Chelation Therapy: A Brief History
Chelation therapy involves administering a patient with an intravenous injection to help rid them of certain toxic metals, such as lead.
The word is derived from the Greek ‘chelos’ which means ‘claw’ and describes the pincer-like action of charged ions that are used to remove toxic substances from the body.
Chelation is used widely within various manufacturing industries for many years, most notably to remove unwanted elements such as calcium from dye.
While it was originally derided by medical science because of safety and efficacy concerns, in recent times it has become highly regarded as an effective therapy. Here we take a brief look at chelation therapy history, who it can benefit and how it works.
How Does Chelation Therapy Work and Who Does It Benefit?
Chelators are chemicals that typically bind to metals in the bloodstream. Once this happens, the new chemical is transported to the kidneys and excreted through the urine. One of the main ways that chelation is used in medical practice is to remove toxic heavy metals such as lead, copper and mercury due to poisoning.
Chelation therapy generally uses a chemical known as ethylenediaminetetraacetic acid (EDTA). The process can take up to four hours and involves numerous IV injections over several weeks. To produce an effect, it’s often necessary to administer 20 or more chelations.
Heavy metals can get into the body in a variety of ways. They may be ingested through contaminated water or through certain paints that contain lead. If someone has a health issue related to the kidneys, certain metals such as aluminium can build up causing illness.
Some people suffer from hemochromatosis, where the body absorbs too much iron from food. Some conditions require regular blood transfusions such as thalassemia which can lead to a build-up of the metal.
There are other health issues for which chelation therapy can help with, such as arteriosclerosis, whereby this form of therapy can help to remove plaque in the arteries.
The History of Chelation Therapy
The roots of chelation therapy history stretch back to the late 19th century when Alfred Werner discovered the process. The first patent for EDTA wasn’t filed until the mid-1930s, however, and this was initially for use in the textile industry.

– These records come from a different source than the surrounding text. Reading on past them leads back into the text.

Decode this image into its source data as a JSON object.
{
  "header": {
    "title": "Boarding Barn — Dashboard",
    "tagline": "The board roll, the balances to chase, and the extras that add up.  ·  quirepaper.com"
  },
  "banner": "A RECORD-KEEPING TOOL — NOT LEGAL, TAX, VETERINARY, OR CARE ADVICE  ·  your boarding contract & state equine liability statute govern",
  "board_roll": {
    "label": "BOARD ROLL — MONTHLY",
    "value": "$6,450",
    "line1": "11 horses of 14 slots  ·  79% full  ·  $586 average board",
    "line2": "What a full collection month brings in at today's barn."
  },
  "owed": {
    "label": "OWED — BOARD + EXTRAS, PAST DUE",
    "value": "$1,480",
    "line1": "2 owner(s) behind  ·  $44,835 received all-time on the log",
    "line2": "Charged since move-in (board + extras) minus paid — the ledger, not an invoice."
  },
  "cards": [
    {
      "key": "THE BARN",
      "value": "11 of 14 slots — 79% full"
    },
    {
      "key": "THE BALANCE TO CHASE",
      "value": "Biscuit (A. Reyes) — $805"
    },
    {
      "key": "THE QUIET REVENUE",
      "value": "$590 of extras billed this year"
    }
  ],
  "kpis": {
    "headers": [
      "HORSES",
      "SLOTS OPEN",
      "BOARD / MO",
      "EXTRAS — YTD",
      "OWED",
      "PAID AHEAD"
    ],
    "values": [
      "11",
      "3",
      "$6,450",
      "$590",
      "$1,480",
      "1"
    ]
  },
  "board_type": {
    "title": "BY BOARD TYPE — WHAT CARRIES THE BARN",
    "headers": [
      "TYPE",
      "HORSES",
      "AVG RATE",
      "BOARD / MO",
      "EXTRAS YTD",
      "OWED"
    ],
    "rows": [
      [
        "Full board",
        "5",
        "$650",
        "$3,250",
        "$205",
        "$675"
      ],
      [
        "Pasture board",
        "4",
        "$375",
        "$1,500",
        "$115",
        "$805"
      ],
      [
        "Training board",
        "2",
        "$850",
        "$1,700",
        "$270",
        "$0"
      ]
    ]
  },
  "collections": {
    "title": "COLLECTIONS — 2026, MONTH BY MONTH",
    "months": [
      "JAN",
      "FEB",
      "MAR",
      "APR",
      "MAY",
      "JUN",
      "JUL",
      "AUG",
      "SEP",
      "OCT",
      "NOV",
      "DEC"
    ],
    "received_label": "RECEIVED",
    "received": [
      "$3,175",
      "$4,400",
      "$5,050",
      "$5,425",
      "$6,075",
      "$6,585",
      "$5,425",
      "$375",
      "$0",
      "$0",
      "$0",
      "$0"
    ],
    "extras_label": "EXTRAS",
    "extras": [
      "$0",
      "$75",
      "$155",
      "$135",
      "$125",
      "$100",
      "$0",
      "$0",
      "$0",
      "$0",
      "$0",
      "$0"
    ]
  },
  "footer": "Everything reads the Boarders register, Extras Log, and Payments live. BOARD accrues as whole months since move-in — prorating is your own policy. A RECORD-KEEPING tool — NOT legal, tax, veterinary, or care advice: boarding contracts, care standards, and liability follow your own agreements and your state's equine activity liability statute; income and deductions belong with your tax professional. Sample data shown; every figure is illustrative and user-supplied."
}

In America, the first biological effects of chelation were explored in the early 1940s. Martin Ruben noted its effect on calcium homeostasis and that later led to its use as an anticoagulant. It was also popularly used to treat lead poisoning.
The relationship with treating heart disease was discovered a few years later when the improvement in cardio patients who were also being treated for lead poisoning was noticed. There were downsides to treatment at this time as one study found that too high doses of disodium EDTA could cause kidney damage. This led to new protocols to improve the administration of the treatment.
A leading proponent of chelation therapy in medicine was Dr Marvin Seven. Unfortunately he was killed in a motoring accident during the height of his research being conducted.
Around this time, a new piece of research in the 1960s concerning the use of chelation for treating heart disease was released, highlighting negative results of the treatment. It served as a warning that chelation should no longer be pursued as a medical approach. A later review, however, found there were errors in the conclusions of this research.
Since then, there has been evidence of improvements in cardiovascular health following chelation therapy. In the 1970s, a new organization The American Institute of Medical Preventics actively promoted chelation therapy and its safe administration.
In the 1980s we saw more research concerning the beneficial effects on the cardiovascular system including increased blood flow and improved lung function.
It wasn’t until the early 2000s that a large Trial to Assess Chelation Therapy (TACT) was undertaken. The therapy, however, was becoming more and more popular with the general public. In 2001 in the USA alone, some 800,000 infusions were carried out.
The TACT study eventually ended in the early part of the 2010s and did indeed show that there were beneficial effects of chelation when treating patients with myocardial infarction.